Das Entlastungsnarrativ des Spruchkammerurteils von 1948, Kratt habe als Amts- und NSDAP-Funktionsträger „persönlich nie jemanden denunziert“ oder „geschädigt“, lässt sich faktenbasiert und quellenkritisch widerlegen.
Der genannte Sachverhalt soll hiermit noch vor der Abstimmung über die von der FGL beantragte Aberkennung der Ehrenbürgerschaft Kratts am 24. Juni der Stadtverwaltung und dem Gemeinderat von Radolfzell zur Kenntnis gebracht werden.
Ich bin bereit, den genannten Sachverhalt in einem wissenschaftlichen Aufsatz näher darzulegen bzw. darüber in Radolfzell zu referieren. Die Presse wurde vorab bereits informiert.
Sie, geehrte Damen und Herren Gemeinderäte, bitte ich, die mehrheitliche Empfehlung des AK Erinnerungskultur, aufgrund des Gutachtens an einer Ehrenbürgerschaft Kratts festzuhalten, zu überdenken.
Mit freundlichen Grüßen
Markus Wolter, M.A.
Text: Markus Wolter/red.
Anmerkungen
1 Vgl.: SK-Artikel vom 15. Oktober 2020
2 Vgl. die Gedenkorte: „Ehemalige SS-Kaserne/ Dachauer KZ-Außenkommando Radolfzell“ und „Ehemaliger Schießstand der Waffen-SS Radolfzell“ unter: https://www.gedenkstaetten-bw.de.
3 Vgl.: https://radolfzell-ns-geschichte.von-unten.org/tiki-index.php
4 Zu Literaturangaben und Einzelnachweisen vgl. Wikipedia
5 Vgl. grundlegend: Sabine Bade, Roland Didra: „Es konnte alle treffen. Gedenkbuch für die Konstanzer Opfer von NS-Zwangssterilisation und „Euthanasie“-Verbrechen 1934–1945. Mit einem Vorwort von Aleida Assmann. Konstanz 2024.
6 Markus Wolter: Die Radolfzeller Ärzteschaft im Nationalsozialismus. Das Fallbeispiel Dr. med. Hans Foerster (1894–1970). In: Schriften des Vereins für Geschichte des Bodensees und seiner Umgebung. 138 (2020), Thorbecke Verlag, Ostfildern 2020, S. 157–192, hier S. 174 f.; Online hier.

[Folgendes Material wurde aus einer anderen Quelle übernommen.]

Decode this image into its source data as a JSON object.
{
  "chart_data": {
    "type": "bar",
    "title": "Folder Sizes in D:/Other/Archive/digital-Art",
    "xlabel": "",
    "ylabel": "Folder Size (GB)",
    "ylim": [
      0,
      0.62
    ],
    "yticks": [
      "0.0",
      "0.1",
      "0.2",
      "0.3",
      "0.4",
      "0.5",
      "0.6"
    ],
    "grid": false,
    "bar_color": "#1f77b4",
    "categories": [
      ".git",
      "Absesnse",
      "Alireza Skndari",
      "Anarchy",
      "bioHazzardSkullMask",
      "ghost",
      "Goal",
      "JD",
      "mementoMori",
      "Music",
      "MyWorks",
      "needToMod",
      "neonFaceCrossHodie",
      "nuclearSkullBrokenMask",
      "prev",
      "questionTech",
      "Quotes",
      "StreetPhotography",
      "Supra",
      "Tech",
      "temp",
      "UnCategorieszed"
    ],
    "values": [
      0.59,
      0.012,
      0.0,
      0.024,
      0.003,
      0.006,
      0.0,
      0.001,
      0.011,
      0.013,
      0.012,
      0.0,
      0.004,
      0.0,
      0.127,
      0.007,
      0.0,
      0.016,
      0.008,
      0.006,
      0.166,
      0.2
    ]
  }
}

7 Vgl.: https://radolfzell-ns-geschichte.von-unten.org/tiki-download_file.php?fileId=3631
8 Kriterien für die gemäß § 22 Absatz 2 Gemeindeordnung Baden-Württemberg (GemO BW) durch einen demokratisch gefassten Beschluss eines demokratisch gewählten Gemeinderats verliehene Ehrenbürgerwürde posthum symbolisch abzuerkennen, „sind beispielsweise eine posthume, symbolische Aberkennung einer Ehrenbürgerwürde sind beispielsweise die Beteiligung an NS-Kriegsverbrechen, die Verfügung von aus heutiger Sicht ungerechten Gerichtsurteilen gegen politische Gegner oder in den zahlreichen Euthanasie- und Zwangssterilisationsfällen (Hervorhebung des Vfs.), Denunziationen, Antisemitismus, Beteiligung an rassistischer, menschenverachtender Propaganda, Selbstaussagen zur eigenen Verortung im NS-Staat und der Umgang mit der eigenen Rolle nach 1945.“ (Zit. laut Beschlussvorlage Beschlussvorlage – 2025/0010-02 der GR- Sitzung vom 24. Juni 2025; unter: https://www.radolfzell.sitzung-online.de.
9 Dr. habil. Carmen Scheide: Gutachten August Kratt, 2025, S. 20 ff.